Another reason is that voters never thought they’d have powerful champions on their side. Now they’ve had politicians listen to them and reply with angry promises of change. Through Donald Trump and Bernie Sanders, voters have found the courage to show their anger toward a government they believe ignores them.

I am not a fan of Trump. But he, in his politically-incorrect way, has awakened a many-headed Hydra with too many heads to cut off gracefully.

The American Dream cannot be an unobtainable illusion. We need it to be real so we have something to strive for. But when hope dissolves, anger takes it place, and, in a democracy, anger can translate into a revolution at the ballot box.
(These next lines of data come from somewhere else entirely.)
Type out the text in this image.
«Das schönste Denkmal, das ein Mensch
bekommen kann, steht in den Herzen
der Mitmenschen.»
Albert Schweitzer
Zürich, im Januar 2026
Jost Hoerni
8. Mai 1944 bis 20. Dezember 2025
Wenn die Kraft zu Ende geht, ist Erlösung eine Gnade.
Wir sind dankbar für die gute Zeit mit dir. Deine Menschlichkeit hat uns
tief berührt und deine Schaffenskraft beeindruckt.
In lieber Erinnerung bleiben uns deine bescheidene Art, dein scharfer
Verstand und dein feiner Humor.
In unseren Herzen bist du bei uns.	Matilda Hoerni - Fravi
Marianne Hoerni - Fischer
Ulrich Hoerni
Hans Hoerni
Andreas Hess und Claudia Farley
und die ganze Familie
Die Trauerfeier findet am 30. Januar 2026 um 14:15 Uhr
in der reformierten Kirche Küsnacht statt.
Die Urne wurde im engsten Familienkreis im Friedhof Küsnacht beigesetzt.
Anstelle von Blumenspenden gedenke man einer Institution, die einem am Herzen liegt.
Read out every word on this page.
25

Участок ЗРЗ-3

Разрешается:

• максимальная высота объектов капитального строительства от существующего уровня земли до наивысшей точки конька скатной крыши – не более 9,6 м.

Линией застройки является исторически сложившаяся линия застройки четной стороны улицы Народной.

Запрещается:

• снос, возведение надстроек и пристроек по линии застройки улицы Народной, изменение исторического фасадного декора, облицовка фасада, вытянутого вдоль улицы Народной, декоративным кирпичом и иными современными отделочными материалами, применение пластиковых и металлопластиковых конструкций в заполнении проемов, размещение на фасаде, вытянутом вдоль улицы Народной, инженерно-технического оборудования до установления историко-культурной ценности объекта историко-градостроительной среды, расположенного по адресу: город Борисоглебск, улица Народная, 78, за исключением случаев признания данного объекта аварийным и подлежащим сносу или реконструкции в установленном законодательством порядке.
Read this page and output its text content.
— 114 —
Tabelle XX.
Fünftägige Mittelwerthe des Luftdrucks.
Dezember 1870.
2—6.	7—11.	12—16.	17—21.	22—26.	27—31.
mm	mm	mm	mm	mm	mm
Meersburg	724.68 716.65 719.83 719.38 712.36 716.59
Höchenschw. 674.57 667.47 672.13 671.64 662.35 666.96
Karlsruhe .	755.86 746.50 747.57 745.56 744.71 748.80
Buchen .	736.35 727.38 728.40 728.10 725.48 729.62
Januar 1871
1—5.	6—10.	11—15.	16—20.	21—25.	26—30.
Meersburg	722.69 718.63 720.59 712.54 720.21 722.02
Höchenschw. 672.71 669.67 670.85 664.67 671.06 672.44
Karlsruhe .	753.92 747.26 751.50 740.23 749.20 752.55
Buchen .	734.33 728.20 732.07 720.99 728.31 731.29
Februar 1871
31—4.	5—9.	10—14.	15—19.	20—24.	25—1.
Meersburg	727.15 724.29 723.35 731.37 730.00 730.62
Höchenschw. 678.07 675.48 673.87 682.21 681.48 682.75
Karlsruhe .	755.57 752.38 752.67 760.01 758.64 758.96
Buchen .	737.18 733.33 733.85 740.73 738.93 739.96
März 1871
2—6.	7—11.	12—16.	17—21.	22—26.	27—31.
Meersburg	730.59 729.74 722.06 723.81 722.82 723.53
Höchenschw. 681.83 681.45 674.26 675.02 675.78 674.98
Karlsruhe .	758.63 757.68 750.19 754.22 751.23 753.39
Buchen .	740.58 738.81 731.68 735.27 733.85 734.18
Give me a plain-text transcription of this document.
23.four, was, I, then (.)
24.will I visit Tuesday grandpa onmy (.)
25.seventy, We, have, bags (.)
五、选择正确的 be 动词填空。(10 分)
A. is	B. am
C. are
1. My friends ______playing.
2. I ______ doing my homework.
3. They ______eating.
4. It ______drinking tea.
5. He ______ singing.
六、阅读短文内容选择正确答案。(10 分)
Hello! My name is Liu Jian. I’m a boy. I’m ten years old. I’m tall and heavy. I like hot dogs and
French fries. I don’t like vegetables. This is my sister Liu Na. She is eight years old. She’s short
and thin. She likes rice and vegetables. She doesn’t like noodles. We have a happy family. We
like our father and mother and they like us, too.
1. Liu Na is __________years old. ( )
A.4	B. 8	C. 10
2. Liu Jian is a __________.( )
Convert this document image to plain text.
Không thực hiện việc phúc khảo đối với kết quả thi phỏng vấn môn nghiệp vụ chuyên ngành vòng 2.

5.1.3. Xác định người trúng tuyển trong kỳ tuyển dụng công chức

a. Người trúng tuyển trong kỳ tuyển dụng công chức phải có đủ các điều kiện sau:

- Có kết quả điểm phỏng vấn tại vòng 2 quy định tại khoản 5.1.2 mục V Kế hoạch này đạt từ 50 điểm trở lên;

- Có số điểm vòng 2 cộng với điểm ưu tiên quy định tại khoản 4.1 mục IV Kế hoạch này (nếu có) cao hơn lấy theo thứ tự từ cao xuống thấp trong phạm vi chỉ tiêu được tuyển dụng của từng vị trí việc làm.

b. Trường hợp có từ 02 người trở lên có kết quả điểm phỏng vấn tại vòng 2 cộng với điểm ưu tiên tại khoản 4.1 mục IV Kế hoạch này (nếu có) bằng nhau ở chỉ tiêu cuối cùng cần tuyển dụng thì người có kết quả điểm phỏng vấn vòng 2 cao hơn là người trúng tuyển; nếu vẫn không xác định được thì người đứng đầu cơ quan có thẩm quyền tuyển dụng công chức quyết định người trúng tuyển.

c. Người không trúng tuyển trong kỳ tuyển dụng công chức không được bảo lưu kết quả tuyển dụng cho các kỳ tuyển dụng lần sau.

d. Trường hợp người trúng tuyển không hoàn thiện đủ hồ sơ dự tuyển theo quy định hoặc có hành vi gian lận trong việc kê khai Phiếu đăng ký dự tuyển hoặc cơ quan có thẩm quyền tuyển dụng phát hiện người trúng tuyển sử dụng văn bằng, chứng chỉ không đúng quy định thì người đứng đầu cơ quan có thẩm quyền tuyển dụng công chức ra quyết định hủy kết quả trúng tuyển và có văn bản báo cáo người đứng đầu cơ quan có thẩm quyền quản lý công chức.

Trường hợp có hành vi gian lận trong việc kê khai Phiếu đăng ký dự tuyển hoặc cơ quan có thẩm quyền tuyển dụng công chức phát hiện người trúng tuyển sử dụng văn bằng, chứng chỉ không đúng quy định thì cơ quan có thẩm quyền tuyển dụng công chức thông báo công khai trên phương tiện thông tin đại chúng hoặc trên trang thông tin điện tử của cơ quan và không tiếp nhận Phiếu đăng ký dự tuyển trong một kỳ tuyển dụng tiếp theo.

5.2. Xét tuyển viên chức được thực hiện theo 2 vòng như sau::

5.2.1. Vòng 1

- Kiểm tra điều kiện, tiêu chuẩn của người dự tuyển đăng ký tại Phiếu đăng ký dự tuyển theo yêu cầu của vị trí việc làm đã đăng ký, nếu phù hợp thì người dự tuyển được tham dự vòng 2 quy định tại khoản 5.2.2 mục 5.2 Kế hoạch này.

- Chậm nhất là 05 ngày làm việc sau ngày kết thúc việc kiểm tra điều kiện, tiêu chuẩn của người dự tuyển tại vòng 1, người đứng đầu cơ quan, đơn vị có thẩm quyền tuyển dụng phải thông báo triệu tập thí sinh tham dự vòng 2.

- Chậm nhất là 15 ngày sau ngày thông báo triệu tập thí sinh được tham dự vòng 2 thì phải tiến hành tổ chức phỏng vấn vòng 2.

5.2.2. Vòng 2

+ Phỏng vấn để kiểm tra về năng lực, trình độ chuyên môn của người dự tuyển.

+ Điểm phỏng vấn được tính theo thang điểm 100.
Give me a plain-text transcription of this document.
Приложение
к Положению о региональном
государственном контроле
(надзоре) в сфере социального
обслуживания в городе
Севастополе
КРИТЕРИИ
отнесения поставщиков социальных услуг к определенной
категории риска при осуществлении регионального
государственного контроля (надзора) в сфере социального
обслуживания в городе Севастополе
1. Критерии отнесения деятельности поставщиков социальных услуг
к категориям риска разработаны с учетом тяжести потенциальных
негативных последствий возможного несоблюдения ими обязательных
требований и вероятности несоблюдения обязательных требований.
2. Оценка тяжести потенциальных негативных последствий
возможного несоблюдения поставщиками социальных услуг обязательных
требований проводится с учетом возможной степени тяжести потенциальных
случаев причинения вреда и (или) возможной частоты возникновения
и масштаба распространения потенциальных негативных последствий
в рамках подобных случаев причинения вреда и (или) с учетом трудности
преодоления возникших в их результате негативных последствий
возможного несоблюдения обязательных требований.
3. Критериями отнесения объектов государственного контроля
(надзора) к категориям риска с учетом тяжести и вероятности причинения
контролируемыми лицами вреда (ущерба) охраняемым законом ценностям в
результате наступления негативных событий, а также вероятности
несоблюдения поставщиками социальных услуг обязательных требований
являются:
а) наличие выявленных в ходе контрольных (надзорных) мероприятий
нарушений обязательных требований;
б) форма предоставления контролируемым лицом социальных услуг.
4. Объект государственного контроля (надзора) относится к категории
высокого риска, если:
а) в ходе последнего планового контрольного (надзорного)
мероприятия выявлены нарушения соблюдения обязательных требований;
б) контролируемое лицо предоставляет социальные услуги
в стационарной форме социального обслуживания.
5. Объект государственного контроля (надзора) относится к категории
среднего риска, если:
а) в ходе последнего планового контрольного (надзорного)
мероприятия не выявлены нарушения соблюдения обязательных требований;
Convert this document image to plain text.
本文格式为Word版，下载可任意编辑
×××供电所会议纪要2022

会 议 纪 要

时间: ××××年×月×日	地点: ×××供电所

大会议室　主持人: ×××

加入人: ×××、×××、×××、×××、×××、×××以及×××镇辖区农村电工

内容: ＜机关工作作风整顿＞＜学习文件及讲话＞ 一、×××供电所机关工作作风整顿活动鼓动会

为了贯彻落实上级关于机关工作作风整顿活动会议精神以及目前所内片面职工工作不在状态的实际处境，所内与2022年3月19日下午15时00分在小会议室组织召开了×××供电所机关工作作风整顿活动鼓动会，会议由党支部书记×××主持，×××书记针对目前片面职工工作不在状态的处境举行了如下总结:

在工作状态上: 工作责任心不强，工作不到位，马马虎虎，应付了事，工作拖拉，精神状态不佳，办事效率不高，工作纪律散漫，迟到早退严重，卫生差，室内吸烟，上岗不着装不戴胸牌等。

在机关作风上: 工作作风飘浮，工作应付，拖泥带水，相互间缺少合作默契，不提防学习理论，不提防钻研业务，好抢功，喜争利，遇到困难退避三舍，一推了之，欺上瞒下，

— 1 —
There is a strange dichotomy between what the voters think they want and what they really want. Most voters will tell you they want tax cuts. But when told that would mean Social Security or Medicare coverage being sliced by 35 percent, they quickly change their mind. When the federal government cuts taxes, the states must take up the slack. If states cut taxes, counties and cities must take up the burden. One way or another, basic programs must be paid for. It’s like filling a balloon with water and squeezing one end only to find the water has enlarged the other end. Limited government is an ideal that can’t exist in a democracy.

There is a line in politics that must not be crossed. But politicians on both sides have crossed it. The days of big and bold tax cuts for the 1 percent, and pandering to insurance companies and Big Pharma, are over. The ridiculous theory that “carried interest” isn’t really income, while continuing to tax Social Security and pension benefits, has finally caught up with the political class.

Mark Twain once said there are three types of lies – lies, damned lies and statistics. We’re told inflation is effectively at zero, but that doesn’t include food or energy, so milk and gasoline prices can go up by 50 percent, but inflation remains at zero. The middle class mom buying food for her family isn’t fooled.

President George W. Bush’s three rounds of tax cuts in the 2000s meant the average person was thrown a bone of $300 – not quite $6 a week – while a feast was prepared for the 1 percent. But that was only half the reason for the tax cuts. The other half was to cause an exploding U.S. budget deficit which would inexorably lead to a “desperate need” to cut many programs, especially entitlements, education and infrastructure, while the Pentagon budget continued to grow.

It was a simple, yet profound agenda. The voters love tax cuts, but savvy conservatives heard the dog whistle of spending cuts. It was the siren song of safety-net destruction. They knew the real agenda. Now conservatives talk of nothing but our $18 trillion national debt, which the tax cuts helped create.

A revolution is hard to start and even harder to stop, and no one knows where it will lead – witness the French Revolution leading to the Reign of Terror. In the end, the only thing that can conquer the political self-interest of an oligarchy is the greater self-interest of the voters.

In the Reign of Terror, French citizens wanted revenge for the villainy of the aristocracy. In our case, heads will only symbolically roll.

Jay Fenton is a resident of Washington and a retired writer and film restorer for VCI/Magic Lantern Entertainment in Tulsa, Okla.